Monday: Modern HPC Architecture and Systems
Tuesday: SMP Parallel Programming with OpenMP
Wednesday: MPP/Cluster Distributed Programming with MPI
Thursday: Towards the Petaflops Era with Multicore and Accelerators
Friday: Advanced Research Directions in HPC towards Exascale Computing

With the availability of an additional Teaching Assistant, hands-on
recitations will be provided to give the participant direct experience
with the fundamental tools and methods used in high performance
computing applications.

Profesor:

Thomas Sterling, Louisiana State University, USA.

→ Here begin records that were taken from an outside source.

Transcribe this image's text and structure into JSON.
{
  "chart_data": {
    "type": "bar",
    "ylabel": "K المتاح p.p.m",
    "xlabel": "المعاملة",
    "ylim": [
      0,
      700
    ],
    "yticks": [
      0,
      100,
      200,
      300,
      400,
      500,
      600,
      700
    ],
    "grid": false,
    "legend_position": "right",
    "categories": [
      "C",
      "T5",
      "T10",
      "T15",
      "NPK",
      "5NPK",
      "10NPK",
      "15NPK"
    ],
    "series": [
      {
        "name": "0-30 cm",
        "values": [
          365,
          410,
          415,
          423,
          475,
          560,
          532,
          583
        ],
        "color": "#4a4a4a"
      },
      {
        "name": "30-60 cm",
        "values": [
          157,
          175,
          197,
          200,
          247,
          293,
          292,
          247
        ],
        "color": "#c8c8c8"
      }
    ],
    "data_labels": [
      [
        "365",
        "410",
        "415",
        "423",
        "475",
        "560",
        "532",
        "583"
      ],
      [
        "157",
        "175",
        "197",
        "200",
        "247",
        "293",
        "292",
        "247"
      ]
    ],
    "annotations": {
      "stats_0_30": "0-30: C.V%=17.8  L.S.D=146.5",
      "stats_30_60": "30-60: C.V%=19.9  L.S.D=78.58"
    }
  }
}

Dr. Thomas Sterling holds a joint appointment as a Principal Scientist
at the NASA Jet Propulsion Laboratory and as a Faculty Associate at
Caltech's Center for Advanced Computing Research. Since receiving his
Ph.D from MIT as a Hertz Fellow in 1984, Dr. Sterling has pursued a
career of applied research in parallel computer architecture and high
performance computing at Harris Corp, the IDA Supercomputing Research
Center, and the NASA Goddard Space Flight Center and University of
Maryland, joining Caltech and JPL in 1996. Thomas Sterling is widely
recognized for his contributions to commodity cluster computing
through the Beowulf Project which he started in 1994 and is the
co-author of two books on clusters including "How to Build a Beowulf"
and "Beowulf Cluster Computing". Dr. Sterling was the PI of the HTMT
Project funded by a number of agencies to conduct the first
multidisciplinary multi-institutional in-depth study of future
Petaflops scale general purpose computers and is a co-author of a book
on "Enabling Technologies for Petaflops Computing." Currently he is
the PI of several projects that together are developing the MIND
architecture, an advanced PIM computing component sponsored by NASA,
Sandia National Laboratory, and DARPA.